Finally, the technical verification barrier presents another significant challenge. The firmware of the involved devices is protected by hardware encryption chips (DS28E15), making it impossible to extract valid data using standard reverse engineering methods. The core patent features, such as "clock recovery" and "split-screen synchronization," require a synchronized analysis of signal transmission protocols and graphic processing algorithms, with fewer than twenty technical experts in the country having the necessary expertise in this field. Moreover, the defendant has enlisted a top-tier technical team to build a defense system, aiming to divert courtroom discussions into a complex maze of technical jargon and intricate experimental demonstrations.

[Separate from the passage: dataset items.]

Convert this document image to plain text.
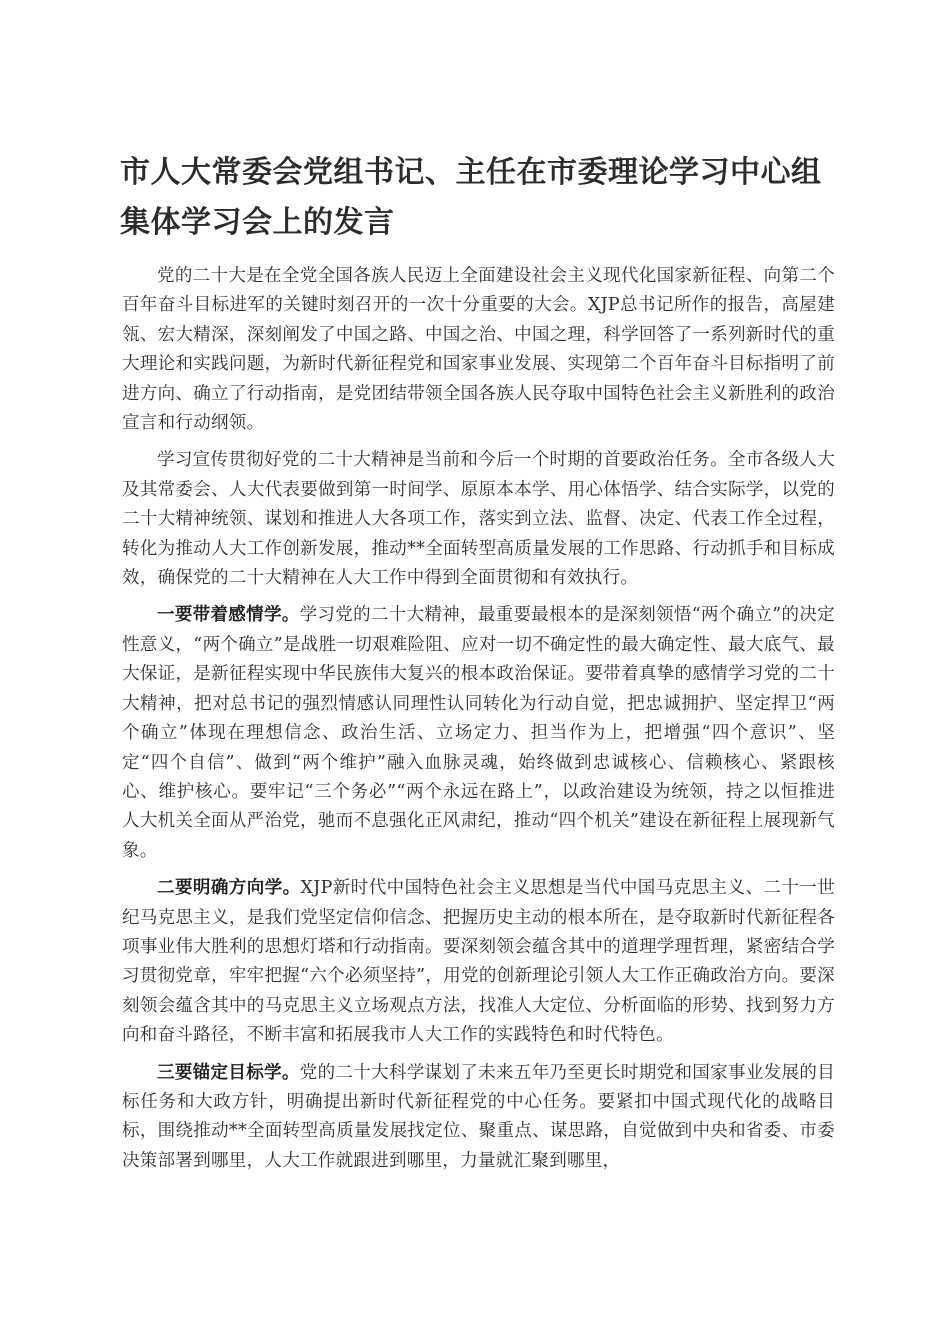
市人大常委会党组书记、主任在市委理论学习中心组集体学习会上的发言

党的二十大是在全党全国各族人民迈上全面建设社会主义现代化国家新征程、向第二个百年奋斗目标进军的关键时刻召开的一次十分重要的大会。XJP总书记所作的报告，高屋建瓴、宏大精深，深刻阐发了中国之路、中国之治、中国之理，科学回答了一系列新时代的重大理论和实践问题，为新时代新征程党和国家事业发展、实现第二个百年奋斗目标指明了前进方向、确立了行动指南，是党团结带领全国各族人民夺取中国特色社会主义新胜利的政治宣言和行动纲领。

学习宣传贯彻好党的二十大精神是当前和今后一个时期的首要政治任务。全市各级人大及其常委会、人大代表要做到第一时间学、原原本本学、用心体悟学、结合实际学，以党的二十大精神统领、谋划和推进人大各项工作，落实到立法、监督、决定、代表工作全过程，转化为推动人大工作创新发展，推动**全面转型高质量发展的工作思路、行动抓手和目标成效，确保党的二十大精神在人大工作中得到全面贯彻和有效执行。

一要带着感情学。学习党的二十大精神，最重要最根本的是深刻领悟“两个确立”的决定性意义，“两个确立”是战胜一切艰难险阻、应对一切不确定性的最大确定性、最大底气、最大保证，是新征程实现中华民族伟大复兴的根本政治保证。要带着真挚的感情学习党的二十大精神，把对总书记的强烈情感认同理性认同转化为行动自觉，把忠诚拥护、坚定捍卫“两个确立”体现在理想信念、政治生活、立场定力、担当作为上，把增强“四个意识”、坚定“四个自信”、做到“两个维护”融入血脉灵魂，始终做到忠诚核心、信赖核心、紧跟核心、维护核心。要牢记“三个务必”“两个永远在路上”，以政治建设为统领，持之以恒推进人大机关全面从严治党，驰而不息强化正风肃纪，推动“四个机关”建设在新征程上展现新气象。

二要明确方向学。XJP新时代中国特色社会主义思想是当代中国马克思主义、二十一世纪马克思主义，是我们党坚定信仰信念、把握历史主动的根本所在，是夺取新时代新征程各项事业伟大胜利的思想灯塔和行动指南。要深刻领会蕴含其中的道理学理哲理，紧密结合学习贯彻党章，牢牢把握“六个必须坚持”，用党的创新理论引领人大工作正确政治方向。要深刻领会蕴含其中的马克思主义立场观点方法，找准人大定位、分析面临的形势、找到努力方向和奋斗路径，不断丰富和拓展我市人大工作的实践特色和时代特色。

三要锚定目标学。党的二十大科学谋划了未来五年乃至更长时期党和国家事业发展的目标任务和大政方针，明确提出新时代新征程党的中心任务。要紧扣中国式现代化的战略目标，围绕推动**全面转型高质量发展找定位、聚重点、谋思路，自觉做到中央和省委、市委决策部署到哪里，人大工作就跟进到哪里，力量就汇聚到哪里，
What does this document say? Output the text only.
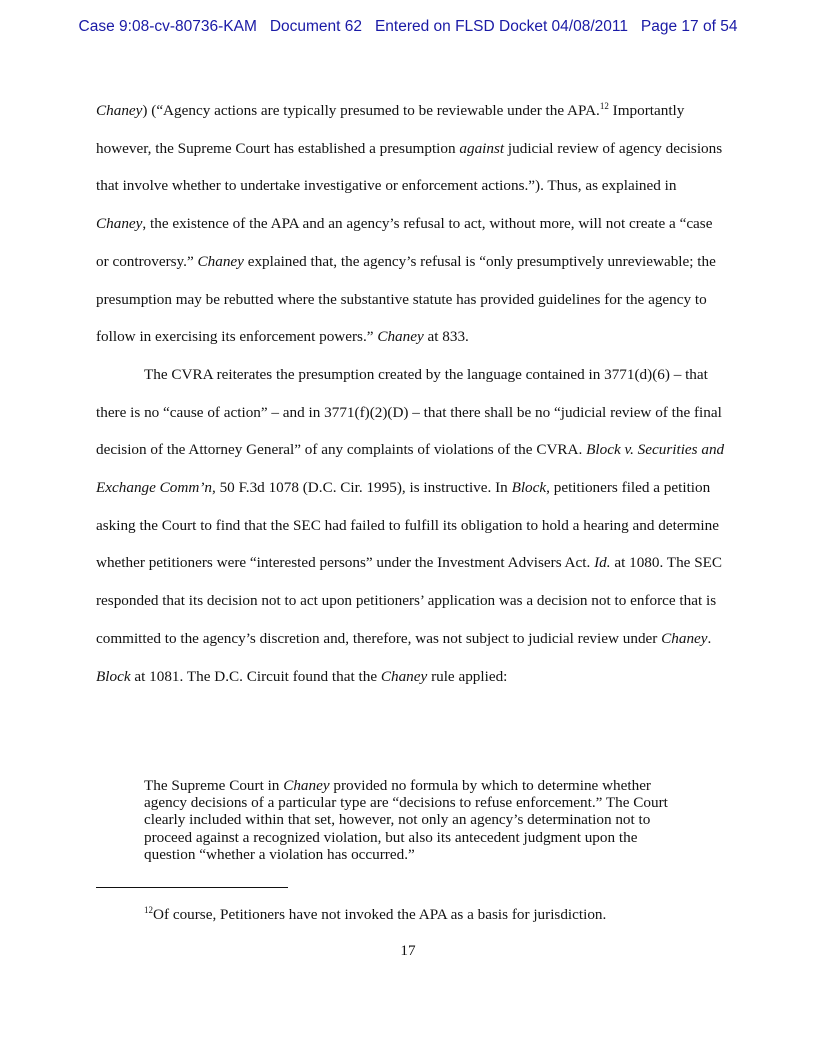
Case 9:08-cv-80736-KAM Document 62 Entered on FLSD Docket 04/08/2011 Page 17 of 54

Chaney) (“Agency actions are typically presumed to be reviewable under the APA.$^{12}$ Importantly however, the Supreme Court has established a presumption against judicial review of agency decisions that involve whether to undertake investigative or enforcement actions.”). Thus, as explained in Chaney, the existence of the APA and an agency’s refusal to act, without more, will not create a “case or controversy.” Chaney explained that, the agency’s refusal is “only presumptively unreviewable; the presumption may be rebutted where the substantive statute has provided guidelines for the agency to follow in exercising its enforcement powers.” Chaney at 833.

The CVRA reiterates the presumption created by the language contained in 3771(d)(6) – that there is no “cause of action” – and in 3771(f)(2)(D) – that there shall be no “judicial review of the final decision of the Attorney General” of any complaints of violations of the CVRA. Block v. Securities and Exchange Comm’n, 50 F.3d 1078 (D.C. Cir. 1995), is instructive. In Block, petitioners filed a petition asking the Court to find that the SEC had failed to fulfill its obligation to hold a hearing and determine whether petitioners were “interested persons” under the Investment Advisers Act. Id. at 1080. The SEC responded that its decision not to act upon petitioners’ application was a decision not to enforce that is committed to the agency’s discretion and, therefore, was not subject to judicial review under Chaney. Block at 1081. The D.C. Circuit found that the Chaney rule applied:

The Supreme Court in Chaney provided no formula by which to determine whether agency decisions of a particular type are “decisions to refuse enforcement.” The Court clearly included within that set, however, not only an agency’s determination not to proceed against a recognized violation, but also its antecedent judgment upon the question “whether a violation has occurred.”
$^{12}$Of course, Petitioners have not invoked the APA as a basis for jurisdiction.
17
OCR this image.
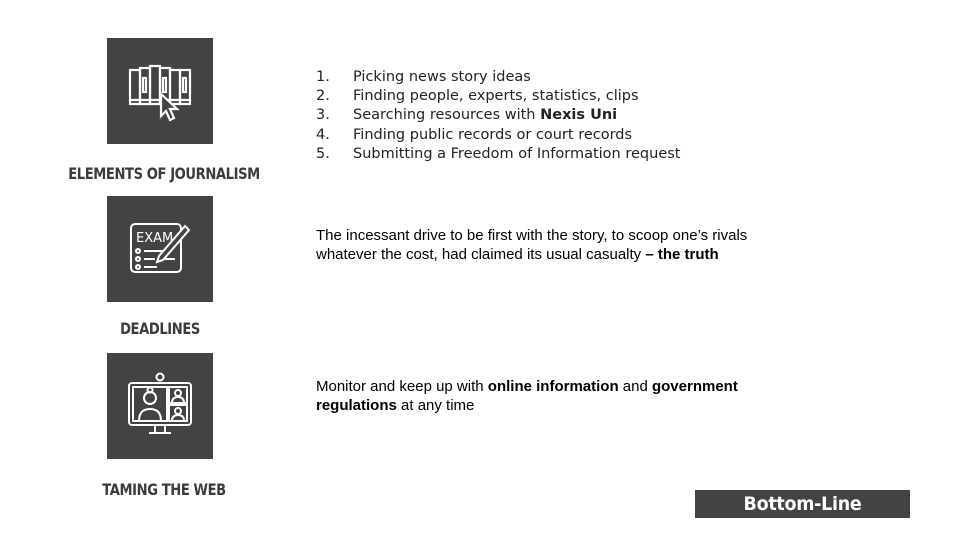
ELEMENTS OF JOURNALISM
1.	Picking news story ideas
2.	Finding people, experts, statistics, clips
3.	Searching resources with Nexis Uni
4.	Finding public records or court records
5.	Submitting a Freedom of Information request
EXAM
DEADLINES

The incessant drive to be first with the story, to scoop one’s rivals whatever the cost, had claimed its usual casualty – the truth

TAMING THE WEB

Monitor and keep up with online information and government regulations at any time

Bottom-Line Pressures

2. A Strategic Approach to Reconstructing the Evidence Chain
To address the difficulties in directly gathering evidence, our team creatively employed supply chain penetration technology to establish a detailed network of interconnected evidence. We started by examining customs data, which highlighted significant records of the defendant's unexpected imports of Xilinx Kintex-7 series FPGA chips from 2019 to 2021. Importantly, the number of LVDS interfaces on the chip corresponds exactly with the 32-channel design outlined in the patented technology, and the customs declaration referred to the items as a "high-speed signal processing module," which closely aligns with the functions of the products in question.
By incorporating transportation records from the Debang logistics system, we discovered that the 137 sets of "testing equipment" sent to Huaxing Optoelectronics by the defendant were all marked with the internal code SG60010. Moreover, the freight payer, Suzhou Xinshi Optoelectronics, is connected to the defendant, further solidifying the link.
In our investigation of financial transactions, we analyzed interactions between the defendant and three technical service companies, revealing a consistent proportional relationship between "system debugging fees" and the amount of equipment delivered. Using the National Taxation Bureau's VAT invoice verification platform, we found hidden notes indicating "cascade architecture transformation" in the descriptions of 46 invoices. These various pieces of evidence, collected from different aspects of the supply chain, ultimately created a coherent commercial logic map across both time and space.
The analysis of the environmental assessment report yielded another significant finding. Documents obtained from the Suzhou Municipal Ecology and Environment Bureau regarding the expansion project showed that the defendant referred to the SG60010 equipment as "cascade signal processing architecture," which aligns perfectly with the patented technical solution. Additionally, the power consumption data for each device, maintained within a range of 650W±5%, reflected the energy consumption characteristics of the patented prototype. Most crucially, the hazardous waste management ledger indicated that the usage of isopropanol reached 3.2 tons per month, which, according to industry standards for cleaning agents in the panel sector, corresponds to approximately 96,000 glass substrates processed—an amount that closely matches the design capacity of the patented equipment.
3. Advancements in Reverse Engineering the Industrial Black Box
After gathering initial correlational evidence, technical deconstruction became a crucial aspect for determining infringement facts. We conducted a carefully structured three-phase reverse engineering process under judicial supervision. First, we performed non-destructive testing on the seized equipment using X-ray layered scanning technology to reconstruct the 3D topological structure of the printed circuit board (PCB). The analysis showed that the circuit routing in the clock management unit (CMU) of the infringing device had an impressive 97.3% overlap with the patent design diagram, with the unique daisy chain cascade architecture being distinctly recognizable.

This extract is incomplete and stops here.